Categories: GSI Online Library, Teaching Effectiveness Award Essays
By Erez Buchweitz, Statistics
Teaching Effectiveness Award Essay, 2026
When I began my role as a GSI for my department’s statistical machine learning class, I examined the labs’ curriculum and noticed a disconnect with our field’s rapidly changing reality. The existing labs were built around step-by-step coding walkthroughs, focusing in large part on technical skills that AI tools are increasingly able to handle for us. As we prepared for the semester, it became clear to the instructor and me that the current syllabus was not optimally designed to bring added value to the students. Drawing on my previous work experience as an industry data scientist before I started my PhD at UC Berkeley, I was motivated to do the best service I could in preparing them for their future careers, be it in academia or industry. From a teacher’s perspective, I believe AI is both a blessing and a curse. It’s becoming unnecessary, and increasingly impossible, to teach students things that an AI can do for them, and the temptation to use AI tools to avoid making an effort is great. On the other hand, AI can be used to ramp up the learning curve and remove obstacles, thus enabling the class to focus on the important things. Recognizing both the upsides and downsides of this new reality, the instructor and I agreed that the labs needed redesigning from scratch, and I took the task upon myself.

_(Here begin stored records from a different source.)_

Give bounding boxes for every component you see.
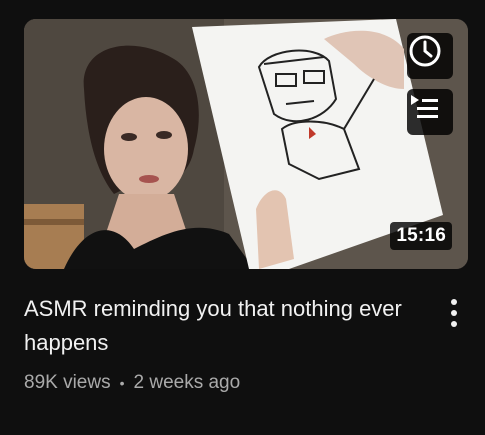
duration-badge: 15:16 xyxy=(390,222,452,250)
meta-separator: • xyxy=(119,375,125,391)
video-card[interactable]: 15:16 ASMR reminding you that nothing ev… xyxy=(0,0,485,435)
upload-date: 2 weeks ago xyxy=(133,372,241,393)
watch-later-button[interactable] xyxy=(407,33,453,79)
more-options-button[interactable] xyxy=(441,296,467,330)
add-to-queue-button[interactable] xyxy=(407,89,453,135)
clock-icon xyxy=(409,35,441,67)
video-thumbnail[interactable]: 15:16 xyxy=(24,19,468,269)
vertical-dots-icon xyxy=(451,299,457,305)
queue-icon xyxy=(411,95,438,118)
video-title[interactable]: ASMR reminding you that nothing ever hap… xyxy=(24,292,416,360)
vertical-dots-icon xyxy=(451,321,457,327)
view-count: 89K views xyxy=(24,372,111,393)
video-metadata: 89K views • 2 weeks ago xyxy=(24,372,240,394)
vertical-dots-icon xyxy=(451,310,457,316)
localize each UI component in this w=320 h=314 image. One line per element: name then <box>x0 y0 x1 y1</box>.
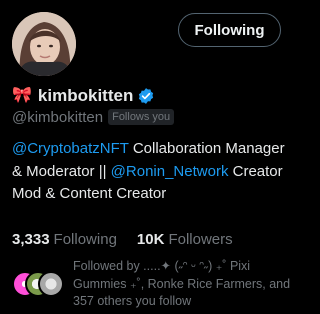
avatar-photo <box>12 12 76 76</box>
bio-mention-ronin[interactable]: @Ronin_Network <box>111 163 229 180</box>
handle-row: @kimbokitten Follows you <box>12 107 175 127</box>
mutual-followers-avatars <box>12 271 64 297</box>
name-row: 🎀 kimbokitten <box>12 85 155 107</box>
followed-by-section[interactable]: Followed by .....✦ (˶ᵔ ᵕ ᵔ˶) ₊˚ Pixi Gum… <box>12 258 292 312</box>
display-name[interactable]: kimbokitten <box>38 86 133 106</box>
followers-count: 10K <box>136 231 165 248</box>
mutual-avatar <box>38 271 64 297</box>
ribbon-bow-icon: 🎀 <box>12 87 32 104</box>
verified-badge-icon <box>137 87 155 105</box>
following-button[interactable]: Following <box>178 13 281 47</box>
profile-avatar[interactable] <box>12 12 76 76</box>
bio-mention-cryptobatz[interactable]: @CryptobatzNFT <box>12 140 129 157</box>
followers-label: Followers <box>168 231 233 248</box>
followed-by-text: Followed by .....✦ (˶ᵔ ᵕ ᵔ˶) ₊˚ Pixi Gum… <box>73 259 291 308</box>
username-handle[interactable]: @kimbokitten <box>12 109 103 126</box>
profile-hover-card: Following 🎀 kimbokitten @kimbokitten Fol… <box>0 0 296 314</box>
follows-you-badge: Follows you <box>108 109 175 125</box>
profile-bio: @CryptobatzNFT Collaboration Manager & M… <box>12 138 287 206</box>
follow-stats: 3,333 Following 10K Followers <box>12 231 233 248</box>
following-count: 3,333 <box>12 231 50 248</box>
followers-stat[interactable]: 10K Followers <box>137 231 233 248</box>
following-label: Following <box>53 231 117 248</box>
following-stat[interactable]: 3,333 Following <box>12 231 117 248</box>
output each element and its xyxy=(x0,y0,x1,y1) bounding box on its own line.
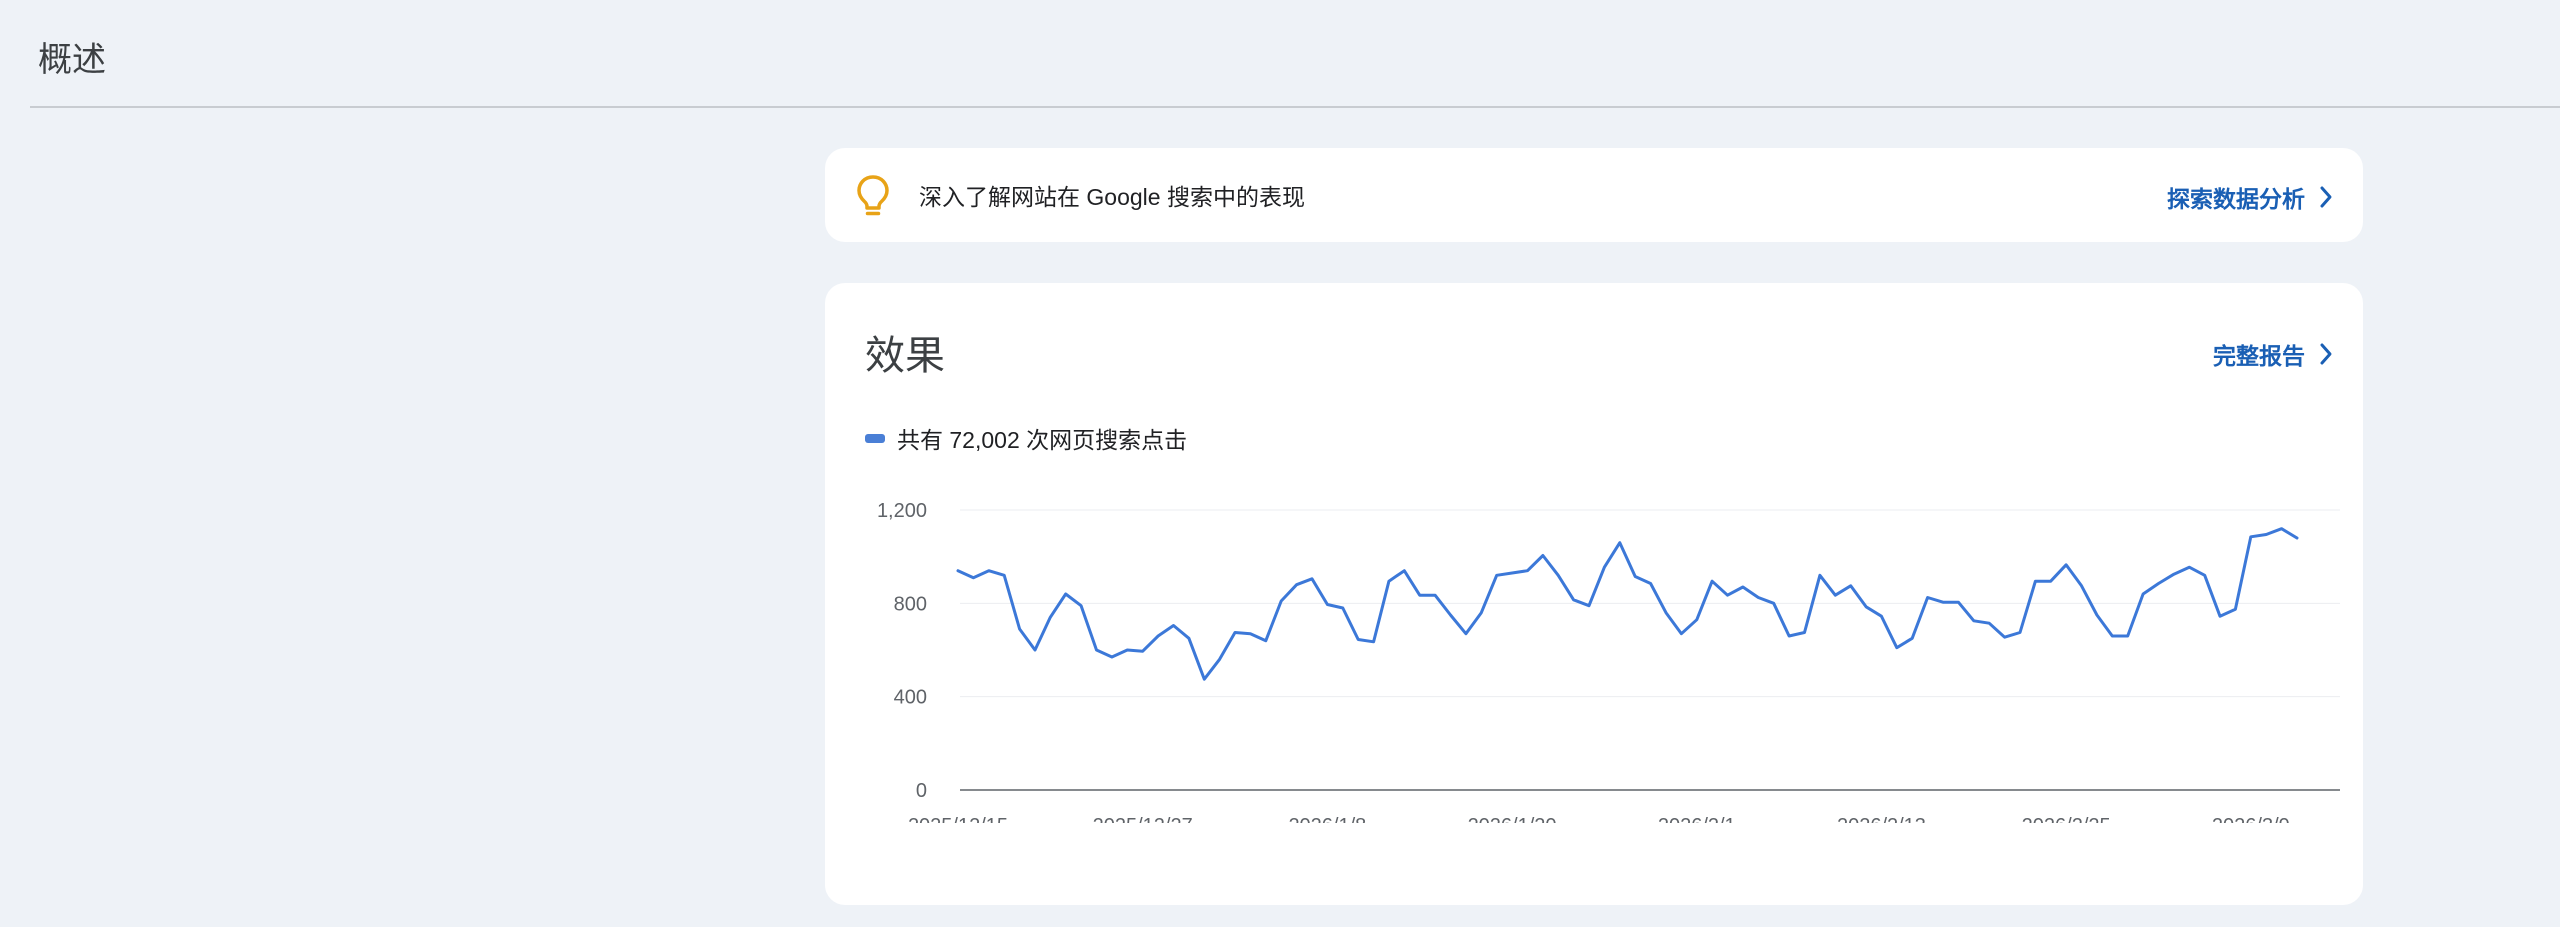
clicks-series-line xyxy=(956,527,2299,681)
explore-analytics-label: 探索数据分析 xyxy=(2167,186,2305,212)
x-tick-label: 2026/1/20 xyxy=(1468,815,1557,823)
full-report-link[interactable]: 完整报告 xyxy=(2213,337,2333,371)
chevron-right-icon xyxy=(2320,343,2332,365)
insight-card: 深入了解网站在 Google 搜索中的表现 探索数据分析 xyxy=(825,148,2363,242)
performance-title: 效果 xyxy=(865,334,945,378)
x-tick-label: 2025/12/27 xyxy=(1093,815,1193,823)
clicks-line-chart[interactable]: 0 400 800 1,200 2025/12/15 2025/12/27 2026/1/8… xyxy=(825,463,2363,823)
full-report-label: 完整报告 xyxy=(2213,343,2305,369)
page-header: 概述 xyxy=(30,0,2560,108)
x-tick-label: 2026/2/1 xyxy=(1658,815,1736,823)
y-tick-label: 800 xyxy=(894,593,927,615)
chart-legend[interactable]: 共有 72,002 次网页搜索点击 xyxy=(865,421,1187,455)
explore-analytics-link[interactable]: 探索数据分析 xyxy=(2167,180,2333,214)
x-tick-label: 2026/2/25 xyxy=(2022,815,2111,823)
performance-card: 效果 完整报告 共有 72,002 次网页搜索点击 0 400 800 1,200 20… xyxy=(825,283,2363,905)
y-tick-label: 1,200 xyxy=(877,500,927,522)
chevron-right-icon xyxy=(2320,186,2332,208)
y-tick-label: 400 xyxy=(894,687,927,709)
lightbulb-icon xyxy=(857,175,889,216)
page-title: 概述 xyxy=(38,41,106,79)
y-tick-label: 0 xyxy=(916,780,927,802)
x-tick-label: 2026/3/9 xyxy=(2212,815,2290,823)
x-tick-label: 2026/2/13 xyxy=(1837,815,1926,823)
legend-swatch xyxy=(865,433,885,443)
x-tick-label: 2026/1/8 xyxy=(1288,815,1366,823)
insight-text: 深入了解网站在 Google 搜索中的表现 xyxy=(919,184,1305,210)
legend-label: 共有 72,002 次网页搜索点击 xyxy=(897,427,1188,453)
x-tick-label: 2025/12/15 xyxy=(908,815,1008,823)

The new lab design focused on multi-week mini-projects that required the students to research and develop a solution to a problem from end to end. The idea was that instead of testing them on small subparts of the problem, one at a time and without context, I wanted to test them in the same scenario in which they would be tested in practice. Instead of me lecturing, they spent the majority of their time directly practicing applying their skills, experiencing the hardships and challenges in a safe and managed environment where a supervisor could guide them on how to overcome them. To complement the difficulty of being thrown into the deep end, the mini-projects were structured so that the level of difficulty rose from one to the next, I let the students work in groups, and the groups received a lot of hands-on guidance from me during labs. The new lab design benefited from both the up and down sides of AI – I let students use AI for their project work, which helped them bridge technical gaps faster and aligned them with industry practice. On the other hand, the mini-projects were designed to be at a level where AI could not execute the project from start to finish. Consequently, the soft skills of a data scientist, which AI tools do not currently possess, became the focus of the labs. Statistical thinking and how to apply it to real problems became much more emphasized.
Since the lab syllabus was new, the instructor and I felt a need to closely monitor its implementation. For this, we initiated a mid-semester course evaluation administered through Gradescope, which included the usual overall questions about lab effectiveness alongside specific questions about the new lab structure. The reviews were overwhelmingly positive, with some students noting that “this class actually teaches us skills that we need.” The reviews provided valuable insight and allowed us to adjust the projects and guidance styles for the second half of the semester.